State district Judge Francisco Dominguez
State District Judge Francisco Dominguez | Image by KFOX14

Attorney General Ken Paxton’s attempt to close a nonprofit in El Paso near the southern border has been blocked by a local judge.

As previously reported by The Dallas Express, Paxton sued Annunciation House, a Catholic organization, for violating the law by allegedly facilitating unlawful migration and refusing to submit requested documents that his office previously requested.

“The Attorney General’s efforts to run roughshod over Annunciation House, without regard to due process or fair play, call into question the true motivation for the Attorney General’s attempt to prevent Annunciation House from providing the humanitarian and social services that it provides,” District Judge Francisco Dominguez stated following his ruling, per El Paso Matters. “There is a real and credible concern that the attempt to prevent Annunciation House from conducting business in Texas was predetermined.”

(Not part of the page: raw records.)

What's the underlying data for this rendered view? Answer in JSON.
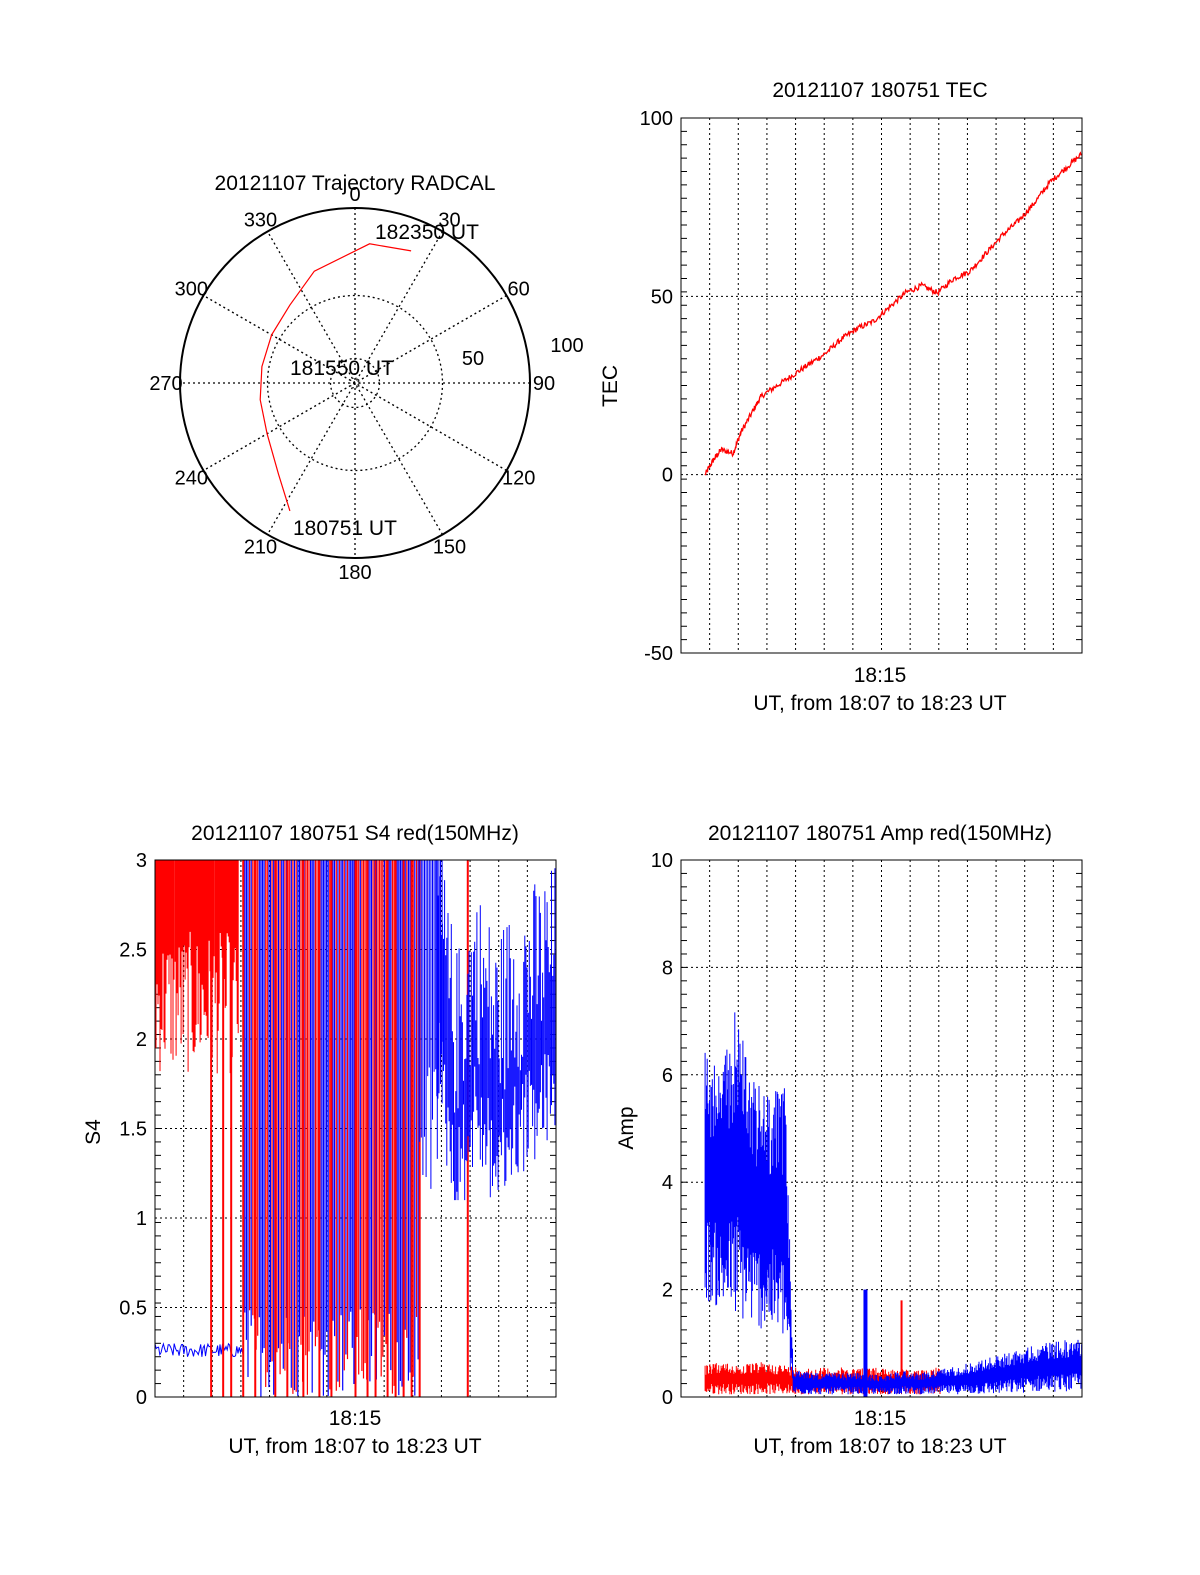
{
  "colors": {
    "red_series": "#ff0000",
    "blue_series": "#0000ff",
    "grid": "#000000",
    "background": "#ffffff"
  },
  "chart_data": [
    {
      "id": "trajectory",
      "type": "polar",
      "title": "20121107 Trajectory RADCAL",
      "angle_labels": [
        "0",
        "30",
        "60",
        "90",
        "120",
        "150",
        "180",
        "210",
        "240",
        "270",
        "300",
        "330"
      ],
      "radial_labels": [
        "50",
        "100"
      ],
      "radial_range": [
        0,
        100
      ],
      "annotations": [
        "182350 UT",
        "181550 UT",
        "180751 UT"
      ],
      "trajectory": {
        "color": "red",
        "points": [
          {
            "azimuth": 23,
            "elevation": 18
          },
          {
            "azimuth": 6,
            "elevation": 20
          },
          {
            "azimuth": -20,
            "elevation": 32
          },
          {
            "azimuth": -40,
            "elevation": 42
          },
          {
            "azimuth": -60,
            "elevation": 45
          },
          {
            "azimuth": -80,
            "elevation": 46
          },
          {
            "azimuth": -100,
            "elevation": 45
          },
          {
            "azimuth": -120,
            "elevation": 42
          },
          {
            "azimuth": -140,
            "elevation": 32
          },
          {
            "azimuth": -153,
            "elevation": 18
          }
        ]
      }
    },
    {
      "id": "tec",
      "type": "line",
      "title": "20121107 180751 TEC",
      "ylabel": "TEC",
      "xlabel": "UT, from 18:07 to 18:23 UT",
      "x_tick_label": "18:15",
      "y_ticks": [
        "-50",
        "0",
        "50",
        "100"
      ],
      "ylim": [
        -50,
        100
      ],
      "xlim": [
        0,
        1
      ],
      "grid": true,
      "series": [
        {
          "color": "red",
          "x": [
            0.06,
            0.08,
            0.1,
            0.13,
            0.15,
            0.18,
            0.2,
            0.24,
            0.28,
            0.32,
            0.36,
            0.4,
            0.44,
            0.48,
            0.52,
            0.56,
            0.6,
            0.64,
            0.68,
            0.72,
            0.76,
            0.8,
            0.84,
            0.88,
            0.92,
            0.96,
            1.0
          ],
          "y": [
            0,
            4,
            7,
            6,
            12,
            18,
            22,
            25,
            28,
            31,
            34,
            38,
            41,
            43,
            47,
            51,
            53,
            51,
            55,
            57,
            62,
            67,
            71,
            76,
            82,
            86,
            90
          ]
        }
      ]
    },
    {
      "id": "s4",
      "type": "line",
      "title": "20121107 180751 S4 red(150MHz)",
      "ylabel": "S4",
      "xlabel": "UT, from 18:07 to 18:23 UT",
      "x_tick_label": "18:15",
      "y_ticks": [
        "0",
        "0.5",
        "1",
        "1.5",
        "2",
        "2.5",
        "3"
      ],
      "ylim": [
        0,
        3
      ],
      "xlim": [
        0,
        1
      ],
      "grid": true,
      "series": [
        {
          "color": "red",
          "segments": [
            {
              "x_range": [
                0.0,
                0.21
              ],
              "low": 1.8,
              "high": 3.0,
              "note": "dense spikes near top"
            },
            {
              "x_range": [
                0.21,
                0.67
              ],
              "low": 0.0,
              "high": 3.0,
              "note": "full-range vertical spikes"
            }
          ],
          "spikes_x": [
            0.14,
            0.17,
            0.19,
            0.22,
            0.25,
            0.3,
            0.33,
            0.37,
            0.41,
            0.44,
            0.5,
            0.53,
            0.55,
            0.58,
            0.6,
            0.62,
            0.64,
            0.66,
            0.78
          ]
        },
        {
          "color": "blue",
          "segments": [
            {
              "x_range": [
                0.0,
                0.22
              ],
              "low": 0.22,
              "high": 0.3,
              "note": "flat ~0.25"
            },
            {
              "x_range": [
                0.22,
                0.66
              ],
              "low": 0.0,
              "high": 3.0,
              "note": "full-range spikes"
            },
            {
              "x_range": [
                0.66,
                1.0
              ],
              "low": 1.3,
              "high": 3.0,
              "note": "noisy ~1.8-2.2"
            }
          ],
          "trend_x": [
            0.7,
            0.75,
            0.8,
            0.85,
            0.9,
            0.95,
            1.0
          ],
          "trend_y": [
            2.3,
            1.5,
            1.9,
            1.6,
            1.8,
            1.9,
            2.0
          ]
        }
      ]
    },
    {
      "id": "amp",
      "type": "line",
      "title": "20121107 180751 Amp red(150MHz)",
      "ylabel": "Amp",
      "xlabel": "UT, from 18:07 to 18:23 UT",
      "x_tick_label": "18:15",
      "y_ticks": [
        "0",
        "2",
        "4",
        "6",
        "8",
        "10"
      ],
      "ylim": [
        0,
        10
      ],
      "xlim": [
        0,
        1
      ],
      "grid": true,
      "series": [
        {
          "color": "blue",
          "x": [
            0.06,
            0.1,
            0.14,
            0.18,
            0.22,
            0.26,
            0.28,
            0.35,
            0.45,
            0.5,
            0.55,
            0.6,
            0.7,
            0.8,
            0.9,
            1.0
          ],
          "y_low": [
            1.8,
            1.6,
            1.4,
            1.3,
            1.2,
            1.0,
            0.05,
            0.05,
            0.05,
            0.05,
            0.05,
            0.05,
            0.05,
            0.05,
            0.1,
            0.1
          ],
          "y_high": [
            6.6,
            6.0,
            7.4,
            5.9,
            5.7,
            5.8,
            0.5,
            0.45,
            0.45,
            0.4,
            0.5,
            0.45,
            0.6,
            0.8,
            1.0,
            1.1
          ],
          "peak": {
            "x": 0.46,
            "y": 2.0
          }
        },
        {
          "color": "red",
          "x": [
            0.06,
            0.1,
            0.15,
            0.2,
            0.26,
            0.3,
            0.4,
            0.5,
            0.6,
            0.65
          ],
          "y_low": [
            0.05,
            0.05,
            0.05,
            0.05,
            0.05,
            0.05,
            0.05,
            0.05,
            0.05,
            0.05
          ],
          "y_high": [
            0.6,
            0.65,
            0.6,
            0.65,
            0.6,
            0.55,
            0.55,
            0.55,
            0.5,
            0.6
          ],
          "peak": {
            "x": 0.55,
            "y": 1.8
          }
        }
      ]
    }
  ]
}
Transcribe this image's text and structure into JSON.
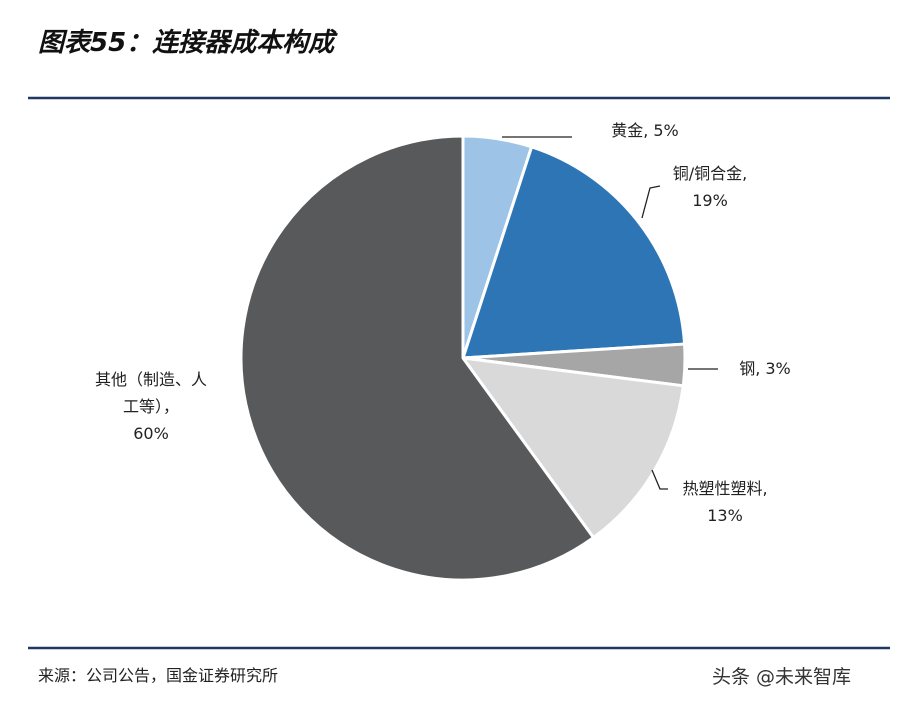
{
  "chart_data": {
    "type": "pie",
    "title": "图表55：连接器成本构成",
    "categories": [
      "黄金,",
      "铜/铜合金,",
      "钢,",
      "热塑性塑料,",
      "其他（制造、人工等），"
    ],
    "values": [
      5,
      19,
      3,
      13,
      60
    ],
    "value_labels": [
      "5%",
      "19%",
      "3%",
      "13%",
      "60%"
    ],
    "colors": [
      "#9dc3e6",
      "#2e75b6",
      "#a6a6a6",
      "#d9d9d9",
      "#58595b"
    ],
    "source": "来源：公司公告，国金证券研究所",
    "watermark": "头条 @未来智库"
  }
}
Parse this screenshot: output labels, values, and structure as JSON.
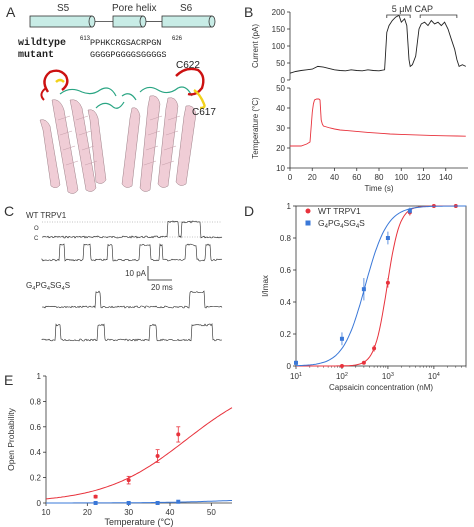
{
  "panel_letters": [
    "A",
    "B",
    "C",
    "D",
    "E"
  ],
  "panel_a": {
    "segment_s5": "S5",
    "segment_pore": "Pore helix",
    "segment_s6": "S6",
    "wildtype_label": "wildtype",
    "mutant_label": "mutant",
    "wt_start": "613",
    "wt_seq": "PPHKCRGSACRPGN",
    "wt_end": "626",
    "mutant_seq": "GGGGPGGGGSGGGGS",
    "cys_a": "C622",
    "cys_b": "C617"
  },
  "panel_c": {
    "wt_label": "WT TRPV1",
    "open_mark": "O",
    "closed_mark": "C",
    "scale_current": "10 pA",
    "scale_time": "20 ms",
    "mut_label_parts": [
      "G",
      "4",
      "PG",
      "4",
      "SG",
      "4",
      "S"
    ]
  },
  "legend_d": {
    "wt": "WT TRPV1",
    "mut_parts": [
      "G",
      "4",
      "PG",
      "4",
      "SG",
      "4",
      "S"
    ]
  },
  "colors": {
    "wt": "#e8323c",
    "mutant": "#3a78d8",
    "helix": "#f0cdd6",
    "loop_red": "#cc1111",
    "loop_yellow": "#f2d21a",
    "loop_green": "#2aa583",
    "cylinder": "#c8ece6"
  },
  "chart_data": [
    {
      "panel": "B",
      "type": "line",
      "xlabel": "Time (s)",
      "xlim": [
        0,
        160
      ],
      "xticks": [
        0,
        20,
        40,
        60,
        80,
        100,
        120,
        140
      ],
      "annotation": "5 μM CAP",
      "cap_intervals": [
        [
          87,
          108
        ],
        [
          117,
          150
        ]
      ],
      "top": {
        "ylabel": "Current (pA)",
        "ylim": [
          0,
          200
        ],
        "yticks": [
          0,
          50,
          100,
          150,
          200
        ],
        "x": [
          0,
          5,
          10,
          15,
          20,
          25,
          30,
          35,
          40,
          45,
          50,
          55,
          60,
          65,
          70,
          75,
          80,
          85,
          87,
          89,
          92,
          95,
          98,
          100,
          103,
          105,
          107,
          108,
          110,
          113,
          116,
          118,
          121,
          124,
          127,
          130,
          133,
          136,
          139,
          142,
          145,
          148,
          150,
          152,
          155,
          158
        ],
        "y": [
          20,
          25,
          28,
          30,
          32,
          40,
          38,
          34,
          30,
          28,
          27,
          30,
          28,
          27,
          30,
          28,
          27,
          30,
          140,
          160,
          175,
          185,
          190,
          170,
          180,
          160,
          60,
          40,
          45,
          70,
          150,
          165,
          170,
          160,
          175,
          165,
          170,
          160,
          170,
          150,
          120,
          90,
          60,
          40,
          45,
          40
        ]
      },
      "bottom": {
        "ylabel": "Temperature (°C)",
        "ylim": [
          10,
          50
        ],
        "yticks": [
          10,
          20,
          30,
          40,
          50
        ],
        "x": [
          0,
          5,
          10,
          15,
          18,
          20,
          21,
          22,
          24,
          26,
          27,
          28,
          29,
          30,
          33,
          36,
          40,
          45,
          50,
          60,
          70,
          80,
          90,
          100,
          110,
          120,
          130,
          140,
          150,
          158
        ],
        "y": [
          21,
          21,
          21,
          22,
          23,
          38,
          42,
          44,
          44.5,
          44.5,
          44,
          34,
          32,
          31,
          30.5,
          30,
          29.5,
          29,
          28.8,
          28.3,
          27.8,
          27.4,
          27,
          26.8,
          26.6,
          26.4,
          26.2,
          26.1,
          26,
          25.9
        ]
      }
    },
    {
      "panel": "D",
      "type": "scatter",
      "xlabel": "Capsaicin concentration (nM)",
      "ylabel": "I/Imax",
      "xscale": "log",
      "xlim": [
        10,
        50000
      ],
      "ylim": [
        0,
        1
      ],
      "yticks": [
        0,
        0.2,
        0.4,
        0.6,
        0.8,
        1
      ],
      "xtick_labels": [
        "10",
        "10",
        "10",
        "10",
        "10"
      ],
      "xtick_exponents": [
        "1",
        "2",
        "3",
        "4",
        ""
      ],
      "series": [
        {
          "name": "WT TRPV1",
          "x": [
            100,
            300,
            500,
            1000,
            3000,
            10000,
            30000
          ],
          "y": [
            0.0,
            0.02,
            0.11,
            0.52,
            0.96,
            1.0,
            1.0
          ],
          "err": [
            0.005,
            0.01,
            0.02,
            0.03,
            0.02,
            0.0,
            0.0
          ],
          "fit": {
            "ec50": 960,
            "n": 3.2
          }
        },
        {
          "name": "G4PG4SG4S",
          "x": [
            10,
            100,
            300,
            1000,
            3000
          ],
          "y": [
            0.02,
            0.17,
            0.48,
            0.8,
            0.97
          ],
          "err": [
            0.01,
            0.04,
            0.07,
            0.04,
            0.02
          ],
          "fit": {
            "ec50": 320,
            "n": 1.8
          }
        }
      ]
    },
    {
      "panel": "E",
      "type": "scatter",
      "xlabel": "Temperature (°C)",
      "ylabel": "Open Probability",
      "xlim": [
        10,
        55
      ],
      "xticks": [
        10,
        20,
        30,
        40,
        50
      ],
      "ylim": [
        0,
        1
      ],
      "yticks": [
        0,
        0.2,
        0.4,
        0.6,
        0.8,
        1
      ],
      "series": [
        {
          "name": "WT TRPV1",
          "x": [
            22,
            30,
            37,
            42
          ],
          "y": [
            0.05,
            0.18,
            0.37,
            0.54
          ],
          "err": [
            0.01,
            0.03,
            0.05,
            0.06
          ],
          "fit": {
            "k": 0.1,
            "t50": 44
          }
        },
        {
          "name": "G4PG4SG4S",
          "x": [
            22,
            30,
            37,
            42
          ],
          "y": [
            0.0,
            0.0,
            0.0,
            0.01
          ],
          "err": [
            0,
            0,
            0,
            0
          ],
          "fit": {
            "max": 0.04,
            "k": 0.12,
            "t50": 55
          }
        }
      ]
    }
  ]
}
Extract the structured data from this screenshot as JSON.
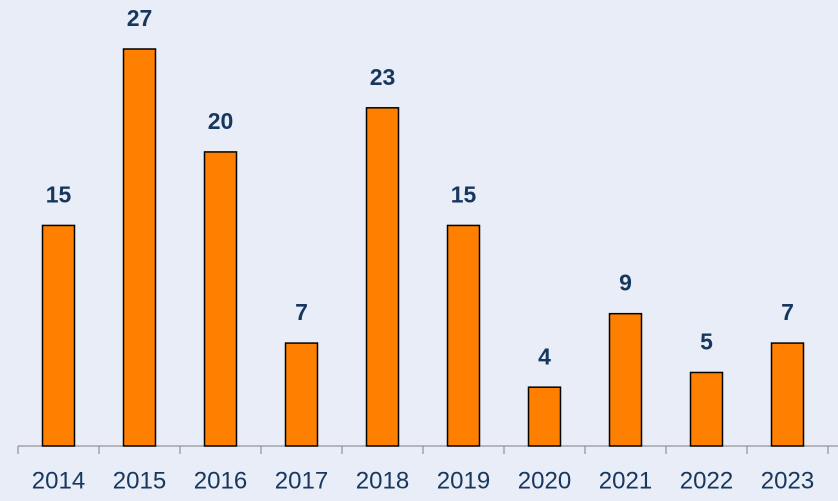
{
  "chart_data": {
    "type": "bar",
    "categories": [
      "2014",
      "2015",
      "2016",
      "2017",
      "2018",
      "2019",
      "2020",
      "2021",
      "2022",
      "2023"
    ],
    "values": [
      15,
      27,
      20,
      7,
      23,
      15,
      4,
      9,
      5,
      7
    ],
    "color": "#ff7f00"
  }
}
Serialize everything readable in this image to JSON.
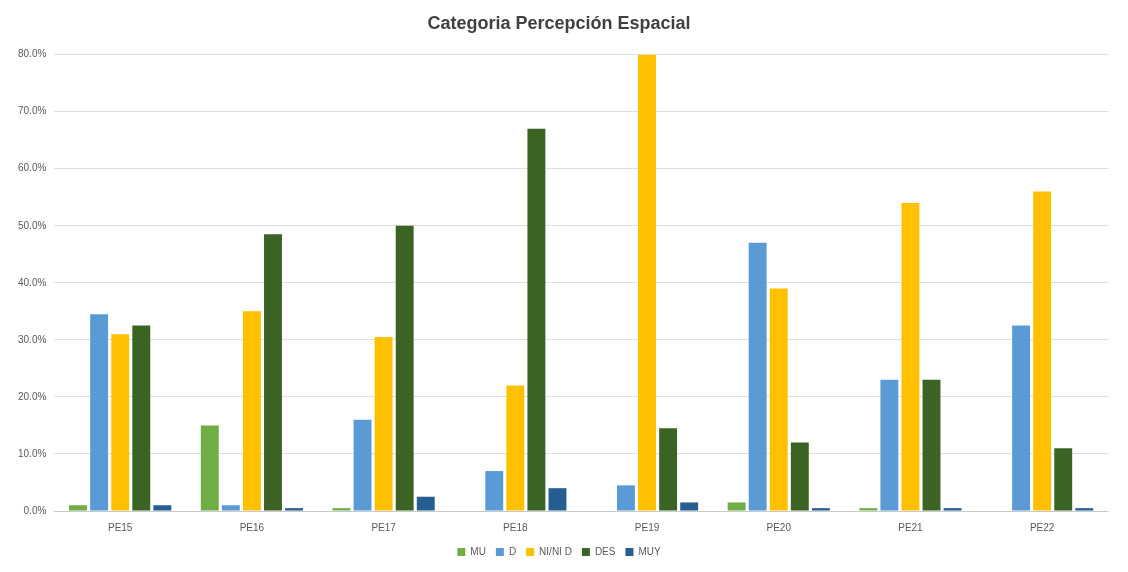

Dominguez suggested that Paxton had “ulterior political motives.”

Paxton alleged in a press release last month that the nongovernmental organization broke the law by “facilitating illegal entry to the United States, alien harboring, human smuggling, and operating a stash house.”

“The chaos at the southern border has created an environment where NGOs, funded with taxpayer money from the Biden Administration, facilitate astonishing horrors, including human smuggling,” Paxton said.

Ruben Garcia, the founder and director of Annunciation House, said he was grateful for the ruling, adding, “It kind of sends a shiver through all incorporated entities in the state of Texas because people are going to ask, ‘does this mean that the attorney general feels that they have the authority to arrive at any institution, any business, any entity, and just walk up and say, we are submitting a request to examine?'”

“And I think that’s a really fundamental question about whether that’s a way to function,” he said, as reported by El Paso Matters.

Dominguez’s ruling comes as the southern border continues to see high levels of unlawful migration, with Texas and the federal government locked in multiple legal battles regarding whether the state has the right to secure its own border with Mexico.